18. The method of claim 17, further comprising:
retrieving, from the database stored on the payment server, the fund transfer mandate data element, based on at least one of: (i) the payment token; and (ii) the reference authentication data element;
amending the fund transfer mandate data element to provide permission to the merchant bank server associated with the store or product identifier to request, from one or more user bank servers associated with the respective retrieved one or more bank account identifiers, a fund transfer to the merchant bank account according to the recalculated amount to be paid; and
transferring, from the payment server to the merchant bank server, the fund transfer mandate data element, provided that the payment transaction is authorized.
19. The method of claim 14, wherein the method further comprises:
receiving, by one or more user bank servers associated with a respective retrieved one or more bank account identifiers, from the payment server, a fund transfer mandate data element, providing permission to transfer, to a merchant bank account associated with the store or product identifier, funds according to the recalculated amount to be paid;
initiating, by the one or more user bank servers, the fund transfer to the merchant bank account according to the fund transfer mandate data element.

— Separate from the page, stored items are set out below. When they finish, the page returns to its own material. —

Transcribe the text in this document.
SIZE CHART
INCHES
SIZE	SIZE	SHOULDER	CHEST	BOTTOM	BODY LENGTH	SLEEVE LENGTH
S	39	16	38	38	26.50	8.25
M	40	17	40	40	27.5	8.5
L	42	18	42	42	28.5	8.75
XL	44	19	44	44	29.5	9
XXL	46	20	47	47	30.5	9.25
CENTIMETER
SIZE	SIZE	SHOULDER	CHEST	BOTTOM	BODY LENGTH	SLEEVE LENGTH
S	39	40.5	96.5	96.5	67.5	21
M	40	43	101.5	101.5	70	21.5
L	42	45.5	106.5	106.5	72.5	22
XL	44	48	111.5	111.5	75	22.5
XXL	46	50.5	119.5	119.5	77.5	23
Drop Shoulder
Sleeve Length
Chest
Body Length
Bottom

20. A system for initiating payment transactions, the system comprising:
a mobile device;
a payment terminal;
and a payment server in operative connection with the payment terminal;
wherein each of the mobile device, the payment terminal and the payment server comprises a non-transitory memory module, wherein modules of program instructions are stored, and at least one processor associated with the memory module, and configured to execute the modules of program instructions, whereupon execution of said modules of program instructions,
the processors of the mobile device and the payment terminal are configured to establish wireless connection between the payment terminal and the mobile device;
the processor of the mobile device is configured to transfer, to the payment terminal, via the established wireless connection, a payment token;
the processor of the payment terminal is configured to:
receive, from the mobile device, via the established wireless connection, the payment token; and
transfer, to the payment server: (i) the payment token, (ii) a store or product identifier, and (iii) an amount to be paid; and
the processor of the payment server is configured to:
receive, from the payment terminal: (i) the payment token, (ii) a store or product identifier, and (iii) an amount to be paid;
retrieve, from a database stored on the payment server, a digital wallet information comprising: one or more bank account data elements, and a loyalty card data element; said digital wallet information being associated with the received payment token, and said loyalty card data element being further associated with the received store or product identifier;
recalculate the amount to be paid based on the retrieved loyalty card data element; and
initiate the payment transaction, using: (i) the recalculated amount to be paid; and (ii) the retrieved one or more bank account data elements.